The fear — realized in the past with Independence Air and Allegiant Air — is that the low-cost carrier will leave the market when legacy carriers meet its fares.
The success of landing AirTran is not overwhelming. Orlando is not a major connecting airport, so it will attract few passengers whose final destination is not near Orlando. Good for Disney, but not a major destination for Huntsville travelers.
Baltimore/Washington is more significant, both as a final destination and as a connecting flight, but most Huntsville flights to D.C. are federal. Thus, AirTran — which has no contract with the federal government for reduced fares — will not be a player in the lucrative competition for NASA and Army employees.
What Huntsville International needs is a low-cost carrier with flights to Atlanta. As a major hub, Atlanta is a stop in most domestic and international flights that originate in the Southeast.
Huntsville International officials estimate that if AirTran added Atlanta to its Baltimore and Orlando flights, the communities the airport serves would save up to $91 million a year in fares.
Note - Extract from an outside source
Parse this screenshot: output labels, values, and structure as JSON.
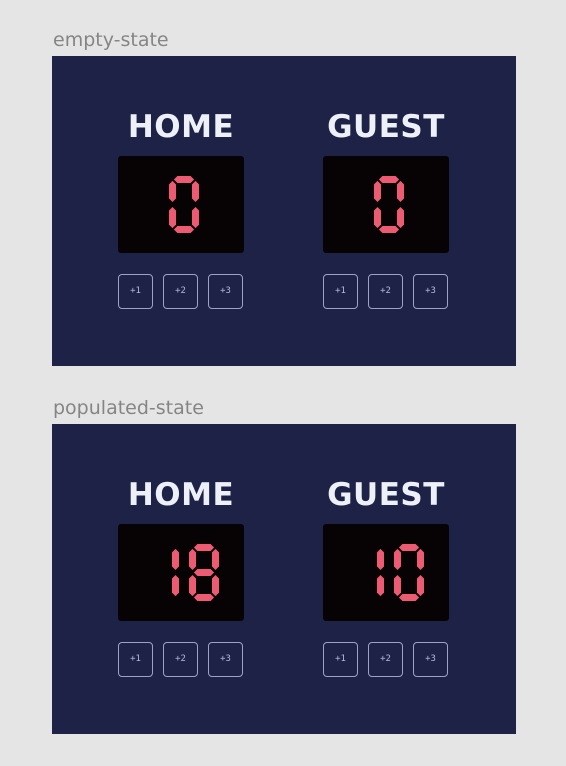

Delta provides direct flights from Huntsville to Atlanta, but enjoying its lack of competition, its fares are high. A roundtrip flight from Huntsville to Atlanta on Delta, reserved shortly before departure, costs $712.
Huntsville International’s constrained effort is to seek contributions from non-federal entities that would benefit from a low-cost flight from Huntsville to Atlanta.
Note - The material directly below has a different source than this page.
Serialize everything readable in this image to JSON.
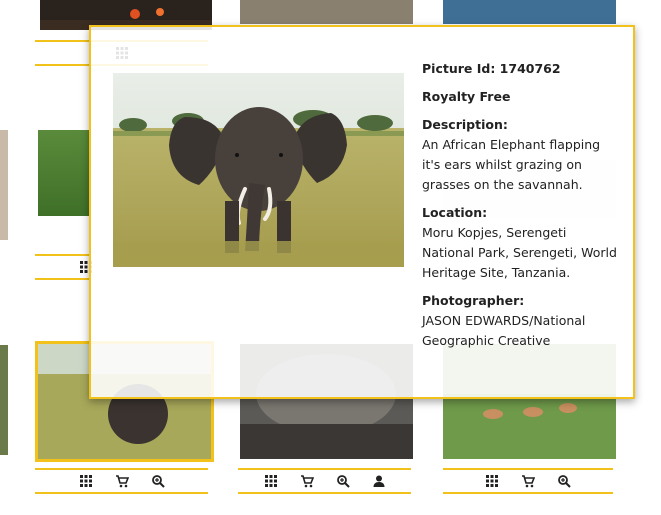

Chambers of commerce have generally obliged, pledging 10 percent of projected savings toward an incentive package. The Decatur-Morgan County Chamber of Commerce recently made such a pledge, only binding if a low-cost carrier takes the bait.
“What the airlines want is for the communities to get involved,” said Hylton. “They want the corporations at the table to say they will support them.”
The top five average domestic fares, according to the U.S. Department of Transportation:
Grand Rapids, Mich.: $406.
Savannah, Ga.: $396.
Washington Dulles: $391.
Huntsville International Airport’s competitive disadvantage is demonstrated by walk-up fares to various locations, as compared to fares from Birmingham and Nashville.
To Washington, D.C.: Huntsville, $1,042; Nashville, $742; Birmingham, $408.
To Orlando, Fla.: Huntsville, $745; Nashville, $344; Birmingham, $332.
To Boston: Huntsville, $643; Nashville, $396; Birmingham, $448.
To Philadelphia: Huntsville, $408; Nashville, $242; Birmingham, $407.